Les poursuites contre Picquart avaient été décidées en Conseil des ministres ; une note officieuse précisa qu’Esterhazy, au contraire, avait été arrêté « sur l’initiative propre du juge d’instruction[1] ». C’était exact, mais pourquoi le proclamer ? Pour apaiser les amis d’Esterhazy, antisémites et nationalistes, qui fulminaient, et Esterhazy lui-même[2] ? Ou pour effrayer le juge ?

Le conseil, qui devait juger disciplinairement Esterhazy, fut ajourné à la fin de l’enquête.

Le plus humiliant, que la note taisait, c’est que Bertulus avait agi sur la plainte de Picquart. La vengeance est la grande passion des petites âmes. Cavaignac, en faisant enfermer Picquart dans la même prison que le traître pour rétablir l’équilibre, ne vit pas qu’il le grandissait beaucoup, le sacrait martyr du Droit.

Il avait cru aussi que, Picquart en prison, tout, cette fois, serait fini. Or, encore une fois, rien n’était fini. Non seulement les revisionnistes ne se laissèrent pas effrayer, mais ils s’excitèrent davantage. Il y avait maintenant deux innocents à délivrer : Picquart, Dreyfus. Ils haussèrent leur courage à cette double tâche et, sauf quelques forcenés, continuèrent la lutte, comme ils l’avaient engagée, à la mode anglaise, rien qu’avec les armes de la loi[3].

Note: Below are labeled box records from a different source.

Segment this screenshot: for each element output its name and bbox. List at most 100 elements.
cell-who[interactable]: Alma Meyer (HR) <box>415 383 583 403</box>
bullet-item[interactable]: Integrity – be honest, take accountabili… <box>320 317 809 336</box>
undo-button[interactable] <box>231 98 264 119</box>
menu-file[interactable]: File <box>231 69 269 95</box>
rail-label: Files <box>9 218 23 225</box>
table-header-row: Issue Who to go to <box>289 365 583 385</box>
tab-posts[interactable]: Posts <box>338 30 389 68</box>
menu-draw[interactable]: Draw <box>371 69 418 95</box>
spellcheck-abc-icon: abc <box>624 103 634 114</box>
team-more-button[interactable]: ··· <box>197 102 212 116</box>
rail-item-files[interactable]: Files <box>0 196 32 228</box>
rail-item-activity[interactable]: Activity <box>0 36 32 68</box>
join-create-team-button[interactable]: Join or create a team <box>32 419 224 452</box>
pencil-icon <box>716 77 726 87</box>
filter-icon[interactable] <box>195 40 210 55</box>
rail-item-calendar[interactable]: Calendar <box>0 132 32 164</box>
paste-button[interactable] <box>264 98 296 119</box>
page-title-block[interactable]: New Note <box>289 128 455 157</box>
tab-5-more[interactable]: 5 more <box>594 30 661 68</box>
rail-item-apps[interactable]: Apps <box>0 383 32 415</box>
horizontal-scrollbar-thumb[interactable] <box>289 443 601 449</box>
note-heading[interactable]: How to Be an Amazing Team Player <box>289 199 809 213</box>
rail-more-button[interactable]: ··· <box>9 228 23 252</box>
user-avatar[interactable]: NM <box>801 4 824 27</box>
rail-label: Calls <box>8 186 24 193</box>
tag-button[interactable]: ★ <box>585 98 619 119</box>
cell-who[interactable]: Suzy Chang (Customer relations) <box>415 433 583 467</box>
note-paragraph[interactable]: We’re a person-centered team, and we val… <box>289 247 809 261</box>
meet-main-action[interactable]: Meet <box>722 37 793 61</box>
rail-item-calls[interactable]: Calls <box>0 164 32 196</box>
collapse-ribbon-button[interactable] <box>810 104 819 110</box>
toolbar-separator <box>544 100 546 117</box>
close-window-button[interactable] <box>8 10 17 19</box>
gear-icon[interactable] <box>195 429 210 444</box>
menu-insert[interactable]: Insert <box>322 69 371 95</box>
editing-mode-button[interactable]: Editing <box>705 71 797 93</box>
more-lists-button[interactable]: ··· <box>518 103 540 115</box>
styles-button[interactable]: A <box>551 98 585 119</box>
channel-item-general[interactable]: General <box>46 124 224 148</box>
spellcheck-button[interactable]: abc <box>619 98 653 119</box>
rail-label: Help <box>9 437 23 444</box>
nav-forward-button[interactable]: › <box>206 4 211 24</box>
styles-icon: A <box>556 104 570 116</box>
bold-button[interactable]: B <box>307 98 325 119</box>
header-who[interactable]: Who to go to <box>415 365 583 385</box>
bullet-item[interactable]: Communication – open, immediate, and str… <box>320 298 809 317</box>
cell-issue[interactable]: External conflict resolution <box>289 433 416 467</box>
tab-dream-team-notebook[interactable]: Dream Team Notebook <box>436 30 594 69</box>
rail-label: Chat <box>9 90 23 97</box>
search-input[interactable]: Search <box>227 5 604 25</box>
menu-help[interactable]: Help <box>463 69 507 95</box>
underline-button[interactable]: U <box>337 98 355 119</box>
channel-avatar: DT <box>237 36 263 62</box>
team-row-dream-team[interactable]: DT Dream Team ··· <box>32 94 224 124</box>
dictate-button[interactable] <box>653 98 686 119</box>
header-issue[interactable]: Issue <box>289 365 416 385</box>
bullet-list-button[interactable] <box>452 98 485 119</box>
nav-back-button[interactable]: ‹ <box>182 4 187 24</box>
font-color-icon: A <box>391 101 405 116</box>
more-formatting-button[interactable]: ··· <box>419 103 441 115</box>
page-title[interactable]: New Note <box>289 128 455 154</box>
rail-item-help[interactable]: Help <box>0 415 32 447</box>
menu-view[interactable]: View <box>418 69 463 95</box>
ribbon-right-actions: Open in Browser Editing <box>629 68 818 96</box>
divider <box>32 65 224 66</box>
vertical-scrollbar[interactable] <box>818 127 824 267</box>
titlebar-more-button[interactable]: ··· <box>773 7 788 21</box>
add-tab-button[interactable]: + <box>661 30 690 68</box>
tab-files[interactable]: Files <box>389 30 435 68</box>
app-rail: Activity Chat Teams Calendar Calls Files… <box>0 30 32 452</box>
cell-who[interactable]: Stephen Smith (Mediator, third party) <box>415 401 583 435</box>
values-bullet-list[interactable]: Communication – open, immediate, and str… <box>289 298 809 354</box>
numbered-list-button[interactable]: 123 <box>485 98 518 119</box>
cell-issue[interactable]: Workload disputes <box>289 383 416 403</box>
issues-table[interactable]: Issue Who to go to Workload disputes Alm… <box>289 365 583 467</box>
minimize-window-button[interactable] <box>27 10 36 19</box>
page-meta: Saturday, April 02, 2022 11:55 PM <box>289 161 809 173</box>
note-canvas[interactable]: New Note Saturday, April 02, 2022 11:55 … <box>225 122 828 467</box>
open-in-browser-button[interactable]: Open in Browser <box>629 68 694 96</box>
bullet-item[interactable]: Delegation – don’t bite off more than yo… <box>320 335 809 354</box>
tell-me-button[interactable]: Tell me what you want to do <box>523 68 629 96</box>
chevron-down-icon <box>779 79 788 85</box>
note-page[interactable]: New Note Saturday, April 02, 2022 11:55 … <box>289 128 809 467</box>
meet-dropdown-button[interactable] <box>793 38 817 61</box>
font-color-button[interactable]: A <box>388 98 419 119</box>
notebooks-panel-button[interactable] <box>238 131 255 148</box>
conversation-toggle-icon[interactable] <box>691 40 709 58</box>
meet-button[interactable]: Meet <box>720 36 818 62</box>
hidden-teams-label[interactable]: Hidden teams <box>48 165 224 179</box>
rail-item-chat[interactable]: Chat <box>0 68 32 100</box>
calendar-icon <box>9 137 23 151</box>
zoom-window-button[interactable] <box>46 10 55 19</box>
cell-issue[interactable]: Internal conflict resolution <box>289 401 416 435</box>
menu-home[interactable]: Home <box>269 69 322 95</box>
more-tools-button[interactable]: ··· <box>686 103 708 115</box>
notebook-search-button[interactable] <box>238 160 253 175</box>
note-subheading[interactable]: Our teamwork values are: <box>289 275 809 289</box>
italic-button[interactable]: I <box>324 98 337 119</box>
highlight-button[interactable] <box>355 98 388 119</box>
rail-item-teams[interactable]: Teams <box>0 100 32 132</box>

Quelque infatué que fût Cavaignac, il eût le sen-

  1. Agence Havas du 14 juillet.
  2. L’Aurore du 13 raconta qu’Esterhazy, dans la nuit qui suivit son arrestation, aurait reçu dans sa prison la visite d’un personnage mystérieux. Le fait paraît controuvé.
  3. Manifeste de la Ligue des Droits de l’homme ; souscription du Siècle pour faire afficher dans toutes les communes, à côté du discours de Cavaignac, la lettre de Picquart, etc.